In 1737, the critic Cousin de Contamine described it : "Next to the Persian is a young and graceful French woman. Her head is raised and turned towards the statue which she looks at with as much satisfaction, but with less astonishment. She holds in her right hand her open fan which she puts in front of her eyes to protect them from too much light. And with the other hand she raises her taffeta skirt to let see her petticoat" (Descriptions raisonnées de quelques ouvrages de peinture et de sculpture, 1737).

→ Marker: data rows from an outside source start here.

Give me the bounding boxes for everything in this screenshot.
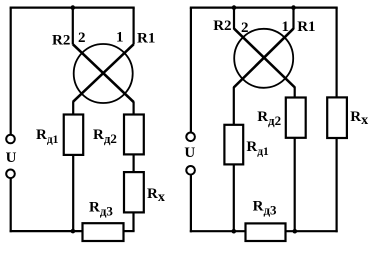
svg-text:2: 2 <box>78 30 86 46</box>
svg-text:R2: R2 <box>213 18 231 34</box>
svg-text:2: 2 <box>241 20 249 36</box>
svg-text:1: 1 <box>116 30 124 46</box>
svg-text:R1: R1 <box>137 30 155 46</box>
svg-text:U: U <box>6 150 17 166</box>
svg-text:R1: R1 <box>297 19 315 35</box>
svg-text:1: 1 <box>282 19 290 35</box>
svg-text:R2: R2 <box>52 32 70 48</box>
svg-text:U: U <box>184 145 195 161</box>
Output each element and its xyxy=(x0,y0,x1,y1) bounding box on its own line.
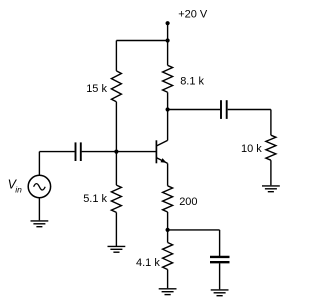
svg-text:10 k: 10 k xyxy=(241,143,262,155)
svg-text:5.1 k: 5.1 k xyxy=(83,193,107,205)
svg-text:15 k: 15 k xyxy=(86,83,107,95)
svg-text:200: 200 xyxy=(179,196,197,208)
svg-text:in: in xyxy=(15,184,22,194)
svg-text:+20 V: +20 V xyxy=(178,9,208,21)
svg-text:4.1 k: 4.1 k xyxy=(136,257,160,269)
svg-text:8.1 k: 8.1 k xyxy=(180,76,204,88)
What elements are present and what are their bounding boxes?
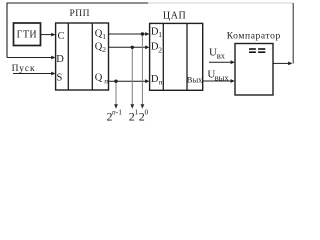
arrow into S [51, 72, 55, 76]
wire comparator output [273, 62, 289, 64]
arrow into D [51, 56, 55, 60]
wire drop from Qn node to 2^n-1 [115, 81, 117, 104]
svg-text:вх: вх [217, 51, 226, 61]
svg-text:n: n [104, 77, 108, 86]
DAC divider right [186, 23, 188, 90]
svg-text:0: 0 [145, 108, 149, 117]
wire U_vx stub [209, 61, 233, 63]
svg-text:Вых: Вых [187, 74, 203, 84]
block DAC box [150, 23, 203, 90]
node junction Q1 [141, 32, 144, 35]
wire Q2 to D2 [109, 46, 148, 48]
arrow into C [51, 33, 55, 37]
svg-text:C: C [58, 31, 65, 42]
svg-text:Пуск: Пуск [12, 64, 36, 74]
wire feedback right vertical [292, 3, 294, 63]
symbol == bar 1 [249, 48, 256, 50]
wire S input (Pusk) [13, 73, 54, 75]
svg-text:S: S [57, 72, 63, 83]
svg-text:U: U [209, 47, 217, 59]
arrow U_vx into comparator [231, 60, 235, 64]
wire D input (feedback to RPP) [7, 57, 54, 59]
wire C input (GTI to RPP) [41, 34, 54, 36]
svg-text:2: 2 [102, 45, 106, 54]
wire drop from Q1 node to 2^0 [141, 34, 143, 105]
node junction Qn [114, 80, 117, 83]
svg-text:2: 2 [158, 45, 162, 54]
wire Q1 to D1 [109, 33, 148, 35]
svg-text:РПП: РПП [69, 9, 90, 19]
svg-text:1: 1 [158, 30, 162, 39]
block comparator box [235, 44, 273, 96]
arrow into D1 [145, 32, 149, 36]
svg-text:Q: Q [95, 73, 103, 84]
wire drop from Q2 node to 2^1 [131, 47, 133, 104]
svg-text:n: n [159, 78, 163, 87]
svg-text:ГТИ: ГТИ [17, 30, 37, 41]
wire Qn to Dn [109, 80, 148, 82]
wire feedback top (light segment) [148, 2, 293, 4]
DAC divider left [162, 23, 164, 90]
svg-text:D: D [56, 54, 64, 65]
wire U_vyx from DAC to comparator [203, 80, 233, 82]
arrow comparator output to feedback [288, 62, 292, 66]
svg-text:1: 1 [102, 32, 106, 41]
symbol == bar 4 [258, 51, 265, 53]
arrow into Dn [145, 79, 149, 83]
svg-text:ЦАП: ЦАП [163, 11, 186, 22]
wire feedback left+top (dark segment) [7, 3, 148, 58]
arrow U_vyx into comparator [231, 79, 235, 83]
svg-text:n-1: n-1 [112, 108, 122, 117]
arrow down 2^1 [130, 104, 134, 109]
symbol == bar 2 [258, 48, 265, 50]
block RPP box [56, 23, 109, 90]
svg-text:вых: вых [215, 73, 230, 83]
arrow down 2^n-1 [114, 104, 118, 109]
arrow into D2 [145, 45, 149, 49]
symbol == bar 3 [249, 51, 256, 53]
svg-text:D: D [151, 74, 159, 85]
arrow down 2^0 [141, 104, 145, 109]
RPP divider right [91, 23, 93, 90]
RPP divider left [67, 23, 69, 90]
svg-text:Компаратор: Компаратор [227, 31, 281, 41]
node junction Q2 [131, 46, 134, 49]
block GTI box [14, 23, 41, 46]
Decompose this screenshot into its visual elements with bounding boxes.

She shows more, in the dialectic movement of the two hands : one protecting the face, the other uncovering the foot, a part of the female anatomy that was ignored in the century of Louis XIV, but which, from the Regency period, is visible under the ample dresses and whose erotic value will only increase later. We think obviously of La Jarretière (The Garter) by Jean-François de Troy (New-York, Metropolitain Museum), which predates L'Éloge d'une statue de marbre by four years and which Lancret, probably, was familiar with.
Concerning this statue, it is Le Soldat bandant son arc (The Soldier Bending his Bow - Paris, Musée du Louvre) by Jacques Bousseau (1681-1740). Bousseau had offered a "model" to Lancret, who had then composed the painting as a gift to him.
This sketch of an admirer of art – "This woman may indicate that there are still true connoisseurs among us", continues the commentator – we can admire it in our turn as a reflection of the curiosity, the civility, the sensuality of the Enlightenment.